Until fairly recently, social and community benefits in infrastructure were undertaken primarily on an ad-hoc basis as municipalities have historically required developers to implement infrastructure to achieve specific community objectives. Early P3 infrastructure projects included requirements to involve local labour and provide employment and/or apprenticeship opportunities for specific community groups. However, there was not a consistent approach or policy guiding the delivery of social and community benefits.

As infrastructure has become a significant component of the Canadian economy, social policy has formalized to institutionalize the implementation of social objectives through infrastructure delivery. The social principle enshrined in Ontario’s Infrastructure for Jobs and Prosperity Act, 2015 is directed to the improvement of the well-being of a community affected by a project, such as local job creation and training opportunities and the improvement of public space.

Under the more recent federal Investing in Canada initiative, recipients of federal funding for new major public infrastructure projects will be required to take the social and economic impact of their project on the community into consideration and determine how they can encourage inclusive participation. As a result of the federal initiative, integrating a social and community benefits requirement into the procurement of major infrastructure has become a current issue for many provinces and municipalities.
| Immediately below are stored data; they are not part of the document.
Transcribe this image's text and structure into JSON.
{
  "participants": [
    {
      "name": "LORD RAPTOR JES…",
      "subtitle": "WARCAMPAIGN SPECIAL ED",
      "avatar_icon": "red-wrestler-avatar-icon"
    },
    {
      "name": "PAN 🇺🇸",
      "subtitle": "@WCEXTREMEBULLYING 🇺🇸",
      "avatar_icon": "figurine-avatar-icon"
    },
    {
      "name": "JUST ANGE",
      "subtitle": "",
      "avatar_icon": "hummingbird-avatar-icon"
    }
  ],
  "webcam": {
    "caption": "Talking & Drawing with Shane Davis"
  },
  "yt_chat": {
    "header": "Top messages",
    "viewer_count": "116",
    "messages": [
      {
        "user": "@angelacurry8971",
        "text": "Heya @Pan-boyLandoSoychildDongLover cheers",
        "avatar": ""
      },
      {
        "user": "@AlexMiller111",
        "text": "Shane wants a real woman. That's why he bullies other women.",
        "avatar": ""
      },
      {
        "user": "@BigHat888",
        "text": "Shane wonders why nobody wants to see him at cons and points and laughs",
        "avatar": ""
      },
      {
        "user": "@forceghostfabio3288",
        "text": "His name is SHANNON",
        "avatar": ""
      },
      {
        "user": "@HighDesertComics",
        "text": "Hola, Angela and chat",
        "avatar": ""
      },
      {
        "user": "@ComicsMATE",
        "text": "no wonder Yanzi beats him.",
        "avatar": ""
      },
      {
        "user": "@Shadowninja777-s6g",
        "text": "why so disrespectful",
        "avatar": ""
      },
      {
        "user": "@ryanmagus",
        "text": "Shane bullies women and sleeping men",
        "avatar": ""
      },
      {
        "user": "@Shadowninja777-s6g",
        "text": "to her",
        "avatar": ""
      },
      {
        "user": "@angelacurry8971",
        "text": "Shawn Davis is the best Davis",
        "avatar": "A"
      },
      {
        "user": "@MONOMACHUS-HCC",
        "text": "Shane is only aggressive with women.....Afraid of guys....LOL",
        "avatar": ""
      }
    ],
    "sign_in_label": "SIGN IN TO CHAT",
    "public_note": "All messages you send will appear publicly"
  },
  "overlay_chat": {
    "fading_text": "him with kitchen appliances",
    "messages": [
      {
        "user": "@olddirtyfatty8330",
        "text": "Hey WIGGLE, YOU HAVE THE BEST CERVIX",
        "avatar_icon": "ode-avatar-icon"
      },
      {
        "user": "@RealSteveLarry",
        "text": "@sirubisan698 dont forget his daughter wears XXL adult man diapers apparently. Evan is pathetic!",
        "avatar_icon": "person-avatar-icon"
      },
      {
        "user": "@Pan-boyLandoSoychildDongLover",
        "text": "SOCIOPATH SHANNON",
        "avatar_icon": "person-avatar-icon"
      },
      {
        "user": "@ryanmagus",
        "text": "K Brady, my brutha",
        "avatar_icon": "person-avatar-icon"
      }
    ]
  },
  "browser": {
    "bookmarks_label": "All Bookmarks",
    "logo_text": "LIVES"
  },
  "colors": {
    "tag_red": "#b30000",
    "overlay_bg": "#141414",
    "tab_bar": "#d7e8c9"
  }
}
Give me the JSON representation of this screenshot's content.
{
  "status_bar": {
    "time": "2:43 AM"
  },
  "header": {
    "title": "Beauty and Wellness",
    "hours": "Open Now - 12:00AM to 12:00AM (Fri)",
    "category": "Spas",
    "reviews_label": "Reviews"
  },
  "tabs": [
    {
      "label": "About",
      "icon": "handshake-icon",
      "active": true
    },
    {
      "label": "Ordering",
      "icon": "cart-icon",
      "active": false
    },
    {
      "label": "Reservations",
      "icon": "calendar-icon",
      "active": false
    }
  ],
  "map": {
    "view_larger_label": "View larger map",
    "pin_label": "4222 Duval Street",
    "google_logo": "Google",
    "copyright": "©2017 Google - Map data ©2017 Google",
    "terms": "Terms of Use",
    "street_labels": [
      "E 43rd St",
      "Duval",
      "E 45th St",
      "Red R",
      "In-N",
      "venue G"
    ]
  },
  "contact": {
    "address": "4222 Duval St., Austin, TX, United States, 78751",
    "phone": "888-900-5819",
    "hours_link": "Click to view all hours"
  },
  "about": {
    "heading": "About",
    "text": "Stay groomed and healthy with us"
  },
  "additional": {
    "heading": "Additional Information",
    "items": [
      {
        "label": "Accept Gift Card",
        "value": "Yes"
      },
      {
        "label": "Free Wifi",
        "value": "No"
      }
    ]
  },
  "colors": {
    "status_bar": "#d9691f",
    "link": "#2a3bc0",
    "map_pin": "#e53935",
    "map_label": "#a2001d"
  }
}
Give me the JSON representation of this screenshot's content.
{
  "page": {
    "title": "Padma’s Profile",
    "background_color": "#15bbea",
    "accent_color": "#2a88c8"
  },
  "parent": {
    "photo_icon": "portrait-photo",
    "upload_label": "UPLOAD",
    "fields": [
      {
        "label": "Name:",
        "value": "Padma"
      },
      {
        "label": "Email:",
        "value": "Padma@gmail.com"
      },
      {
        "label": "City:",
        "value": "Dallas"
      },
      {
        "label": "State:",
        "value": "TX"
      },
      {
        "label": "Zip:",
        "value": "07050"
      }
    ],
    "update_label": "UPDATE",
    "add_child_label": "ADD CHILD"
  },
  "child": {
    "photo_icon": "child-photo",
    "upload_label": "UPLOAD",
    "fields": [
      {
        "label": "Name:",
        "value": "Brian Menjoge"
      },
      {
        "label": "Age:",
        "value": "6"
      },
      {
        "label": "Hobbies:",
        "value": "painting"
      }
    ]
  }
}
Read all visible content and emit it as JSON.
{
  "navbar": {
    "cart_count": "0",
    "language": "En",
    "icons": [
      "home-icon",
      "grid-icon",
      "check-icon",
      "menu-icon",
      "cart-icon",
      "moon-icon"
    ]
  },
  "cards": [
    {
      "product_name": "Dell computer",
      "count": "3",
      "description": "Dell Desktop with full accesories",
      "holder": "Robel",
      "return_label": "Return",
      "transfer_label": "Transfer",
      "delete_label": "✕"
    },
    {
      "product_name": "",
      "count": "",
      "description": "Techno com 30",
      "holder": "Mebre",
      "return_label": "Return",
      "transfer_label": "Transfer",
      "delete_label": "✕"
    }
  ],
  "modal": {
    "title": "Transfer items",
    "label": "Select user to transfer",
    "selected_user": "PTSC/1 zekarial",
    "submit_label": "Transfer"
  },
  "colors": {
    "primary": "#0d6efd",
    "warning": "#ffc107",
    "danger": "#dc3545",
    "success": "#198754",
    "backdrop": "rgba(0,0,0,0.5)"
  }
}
Operationalizing these policy statements into procurement documents and, ultimately, a project agreement is crucial. Soft targets are not sufficient and penalty clauses are unlikely to incentivize the desired behaviour. A one-size-fits-all approach will miss project-specific opportunities. What is needed is a thoughtful regime that is well-coordinated and integrated with the rest of the project agreement’s risk allocation to incentivize private partners to exceed the specified social and community benefit requirements.